The March For Our Lives movement is shining a light on some of the Jericho roads in our world today where far too many have been massacred by assault weapons.

The dangerous Jericho roads today are now the streets between school and home where too many black kids in places like Chicago live in fear of making it home, because so many have not.

The dangerous Jericho roads today are in school hallways where too many shooters have massacred too many students and their teachers.

The dangerous Jericho roads today run though places of worship, concert venues, movie theaters, night clubs, and even military bases.

The students from Marjory Stoneman Douglas High School in Parkland, Florida, who organized the March For Our Lives event in Washington, D.C. that lead to over 800 other marches all across the country and on every continent are asking the powerful political leaders today the same thing that Jesus asked of the lawyer. These students and young people all across the country are demanding that those in power see the issue of gun violence and the epidemic of mass shootings from the perspective of those who have huddled in closets in fear of their lives and grieved the loss of family and friend who have been left dead on the dangerous Jericho roads in our communities, schools, churches, night clubs, and movie theaters.

Those crying out for their lives don’t have the privilege of discrimination. Even one’s enemy can become neighbor for it no longer matters from whom help comes, so long as it does. This is the truth of the March For Our Lives movement.

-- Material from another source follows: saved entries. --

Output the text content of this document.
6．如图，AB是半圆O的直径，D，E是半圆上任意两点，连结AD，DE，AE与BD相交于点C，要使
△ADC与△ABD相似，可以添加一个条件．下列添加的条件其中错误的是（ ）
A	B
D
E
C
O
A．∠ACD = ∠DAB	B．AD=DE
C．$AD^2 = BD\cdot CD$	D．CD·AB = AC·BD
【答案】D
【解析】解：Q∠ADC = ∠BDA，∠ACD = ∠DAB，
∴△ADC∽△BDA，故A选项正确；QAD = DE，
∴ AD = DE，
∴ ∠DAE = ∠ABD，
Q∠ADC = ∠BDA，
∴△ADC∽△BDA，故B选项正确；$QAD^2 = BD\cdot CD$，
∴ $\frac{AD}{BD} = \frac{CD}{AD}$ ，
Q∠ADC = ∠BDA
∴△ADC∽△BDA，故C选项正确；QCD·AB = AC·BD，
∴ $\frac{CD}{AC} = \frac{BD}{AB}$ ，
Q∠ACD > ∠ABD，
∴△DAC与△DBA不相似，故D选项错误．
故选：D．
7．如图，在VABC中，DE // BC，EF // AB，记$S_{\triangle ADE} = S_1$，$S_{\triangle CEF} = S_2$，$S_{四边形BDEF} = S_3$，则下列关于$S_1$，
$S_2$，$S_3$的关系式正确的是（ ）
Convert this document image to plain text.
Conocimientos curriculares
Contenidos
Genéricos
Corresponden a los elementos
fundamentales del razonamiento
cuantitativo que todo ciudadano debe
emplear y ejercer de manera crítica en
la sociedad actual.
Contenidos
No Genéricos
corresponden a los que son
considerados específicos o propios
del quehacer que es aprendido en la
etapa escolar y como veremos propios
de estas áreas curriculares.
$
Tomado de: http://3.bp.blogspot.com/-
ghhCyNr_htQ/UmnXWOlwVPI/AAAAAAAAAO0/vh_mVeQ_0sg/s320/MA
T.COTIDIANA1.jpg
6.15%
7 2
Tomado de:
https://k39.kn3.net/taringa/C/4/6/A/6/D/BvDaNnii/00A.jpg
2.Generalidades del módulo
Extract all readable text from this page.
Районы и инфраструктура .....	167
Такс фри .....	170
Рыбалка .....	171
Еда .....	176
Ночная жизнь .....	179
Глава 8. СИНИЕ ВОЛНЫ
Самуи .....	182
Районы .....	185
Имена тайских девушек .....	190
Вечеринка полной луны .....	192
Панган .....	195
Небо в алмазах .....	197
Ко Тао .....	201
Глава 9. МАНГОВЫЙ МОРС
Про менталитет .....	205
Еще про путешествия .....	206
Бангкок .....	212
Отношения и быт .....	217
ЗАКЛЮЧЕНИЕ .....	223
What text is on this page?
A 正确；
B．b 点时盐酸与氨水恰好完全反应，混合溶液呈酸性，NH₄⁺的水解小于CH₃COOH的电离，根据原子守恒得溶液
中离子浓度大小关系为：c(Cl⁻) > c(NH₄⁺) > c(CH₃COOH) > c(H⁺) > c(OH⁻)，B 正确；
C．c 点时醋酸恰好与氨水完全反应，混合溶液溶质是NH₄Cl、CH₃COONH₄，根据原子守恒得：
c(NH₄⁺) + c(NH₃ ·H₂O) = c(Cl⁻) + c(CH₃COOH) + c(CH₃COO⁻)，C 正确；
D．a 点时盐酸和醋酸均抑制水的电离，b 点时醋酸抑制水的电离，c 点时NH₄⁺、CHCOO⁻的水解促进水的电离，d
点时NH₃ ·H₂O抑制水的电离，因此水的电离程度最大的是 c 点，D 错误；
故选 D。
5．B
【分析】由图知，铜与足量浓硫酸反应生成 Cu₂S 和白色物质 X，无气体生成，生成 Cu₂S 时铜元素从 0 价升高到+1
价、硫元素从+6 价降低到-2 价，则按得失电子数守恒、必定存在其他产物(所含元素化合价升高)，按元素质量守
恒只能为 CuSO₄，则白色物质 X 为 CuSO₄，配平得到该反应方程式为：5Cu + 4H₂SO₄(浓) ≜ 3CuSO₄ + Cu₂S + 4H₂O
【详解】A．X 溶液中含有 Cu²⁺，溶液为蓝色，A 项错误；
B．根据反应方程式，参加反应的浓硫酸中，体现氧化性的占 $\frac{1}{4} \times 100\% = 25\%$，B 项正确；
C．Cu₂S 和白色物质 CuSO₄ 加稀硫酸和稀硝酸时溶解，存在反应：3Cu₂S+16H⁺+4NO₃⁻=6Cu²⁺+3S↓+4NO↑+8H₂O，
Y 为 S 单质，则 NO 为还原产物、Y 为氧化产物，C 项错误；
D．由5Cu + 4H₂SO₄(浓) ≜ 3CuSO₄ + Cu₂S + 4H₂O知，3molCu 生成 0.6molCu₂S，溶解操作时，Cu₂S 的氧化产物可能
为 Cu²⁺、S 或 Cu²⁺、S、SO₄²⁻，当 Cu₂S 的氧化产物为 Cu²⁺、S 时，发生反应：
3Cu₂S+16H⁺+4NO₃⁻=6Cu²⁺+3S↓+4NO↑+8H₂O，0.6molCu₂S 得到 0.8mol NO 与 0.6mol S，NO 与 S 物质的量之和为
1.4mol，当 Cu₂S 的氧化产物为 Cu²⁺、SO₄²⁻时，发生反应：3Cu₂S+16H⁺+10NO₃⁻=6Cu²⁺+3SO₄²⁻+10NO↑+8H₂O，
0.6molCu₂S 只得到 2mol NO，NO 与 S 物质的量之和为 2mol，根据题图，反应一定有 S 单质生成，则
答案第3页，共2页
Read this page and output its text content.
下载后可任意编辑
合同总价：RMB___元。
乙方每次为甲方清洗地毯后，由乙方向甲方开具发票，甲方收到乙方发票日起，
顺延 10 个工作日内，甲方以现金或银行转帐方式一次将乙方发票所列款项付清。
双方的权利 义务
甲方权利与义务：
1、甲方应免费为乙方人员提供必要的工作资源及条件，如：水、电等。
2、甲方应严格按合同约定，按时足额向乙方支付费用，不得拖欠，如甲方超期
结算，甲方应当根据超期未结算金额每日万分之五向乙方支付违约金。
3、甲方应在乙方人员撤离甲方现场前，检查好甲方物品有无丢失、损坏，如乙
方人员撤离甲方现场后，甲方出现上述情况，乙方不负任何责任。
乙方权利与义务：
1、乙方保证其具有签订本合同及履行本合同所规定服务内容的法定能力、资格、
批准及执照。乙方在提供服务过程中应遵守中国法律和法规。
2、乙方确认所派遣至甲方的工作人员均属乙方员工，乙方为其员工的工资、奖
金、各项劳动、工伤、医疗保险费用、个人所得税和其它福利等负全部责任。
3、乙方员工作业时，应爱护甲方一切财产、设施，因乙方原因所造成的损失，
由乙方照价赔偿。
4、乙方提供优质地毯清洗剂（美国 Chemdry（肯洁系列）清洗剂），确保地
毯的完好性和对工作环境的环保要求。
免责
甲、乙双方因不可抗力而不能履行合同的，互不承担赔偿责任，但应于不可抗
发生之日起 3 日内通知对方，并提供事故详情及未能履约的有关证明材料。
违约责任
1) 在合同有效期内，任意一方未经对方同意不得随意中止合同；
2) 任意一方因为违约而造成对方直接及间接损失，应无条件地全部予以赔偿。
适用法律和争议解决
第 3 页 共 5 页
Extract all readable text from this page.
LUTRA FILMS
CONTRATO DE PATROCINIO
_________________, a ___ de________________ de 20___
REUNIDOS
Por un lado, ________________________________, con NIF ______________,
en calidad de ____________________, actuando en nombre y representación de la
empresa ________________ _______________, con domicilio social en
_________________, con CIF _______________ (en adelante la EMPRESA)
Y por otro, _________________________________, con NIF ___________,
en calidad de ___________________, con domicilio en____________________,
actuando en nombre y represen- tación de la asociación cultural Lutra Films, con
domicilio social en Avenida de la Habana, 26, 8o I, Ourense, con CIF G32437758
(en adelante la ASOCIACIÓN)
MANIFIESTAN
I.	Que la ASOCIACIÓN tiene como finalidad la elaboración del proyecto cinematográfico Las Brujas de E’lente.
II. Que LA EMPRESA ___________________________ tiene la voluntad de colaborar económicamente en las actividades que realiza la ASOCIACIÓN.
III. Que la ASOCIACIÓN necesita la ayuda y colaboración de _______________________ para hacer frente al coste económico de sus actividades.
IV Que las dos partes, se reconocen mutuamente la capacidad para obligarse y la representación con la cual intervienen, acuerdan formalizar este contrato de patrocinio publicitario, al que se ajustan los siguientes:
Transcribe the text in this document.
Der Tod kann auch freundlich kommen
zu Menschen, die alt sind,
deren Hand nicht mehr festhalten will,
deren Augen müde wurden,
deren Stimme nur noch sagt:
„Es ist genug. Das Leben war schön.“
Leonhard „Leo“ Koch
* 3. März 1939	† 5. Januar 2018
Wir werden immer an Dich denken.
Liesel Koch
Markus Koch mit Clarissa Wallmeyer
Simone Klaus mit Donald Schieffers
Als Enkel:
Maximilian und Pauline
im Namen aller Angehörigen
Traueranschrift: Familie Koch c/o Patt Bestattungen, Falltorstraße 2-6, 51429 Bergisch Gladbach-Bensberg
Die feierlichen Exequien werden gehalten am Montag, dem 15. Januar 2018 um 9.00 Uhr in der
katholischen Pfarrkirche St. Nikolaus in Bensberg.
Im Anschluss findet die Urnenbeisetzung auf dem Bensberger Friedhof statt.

The March For Our Lives Movement is a plea for the powerful policy makers to have empathy with students from schools across the country who no longer feel safe in their classrooms and all who suffer the horrible trauma of gun violence. To the inaction that has defined their whole lives they are saying, enough is enough.

Will our Representative and Senators take a moment to imagine the world form the perspective of a seven-year-old traumatized by gun violence and the disruption to learning caused by mass shooting drills?

Will our Congressional leaders imagine the fear of a high school student who doesn’t feel safe in their English, math, or science class because there are too many assault style weapons on our streets and they are too easy to acquire?

Will our policy makers consider the fear black youth live every day as they go home from school when addressing gun violence in our country?

From the ditches of desperation, the youth from Columbine to Newtown to Parkland are pleading for their lives. From the streets of Chicago and Baltimore kids are desperate not to live in fear of being gunned down walking home from school. Nevertheless, their anger is hopeful, their passion indefatigable, and their resilience strong. And if their desperate pleas for change should fall on deaf ears, they will not be stopped. Their cries for change through tears and anger, hope and determination will only become stronger.

While the Samaritan was the surprising character to show mercy to the man left for dead in the ditch, the real twist came when Jesus asked the lawyer to lay aside his privilege and see the world though the beaten and bruised eyes of a man desperate to save his life. Such a view overcomes prejudice to see neighbor in whomever offers compassionate mercy.

The passionate pleas of all the youth who have sparked the March For Our Lives movement are rising up from the dangerous Jericho roads in our world today. They are screaming for help. Who will be their surprising and unexpected neighbor? Who will bring them the policy change that will make all our roads safer?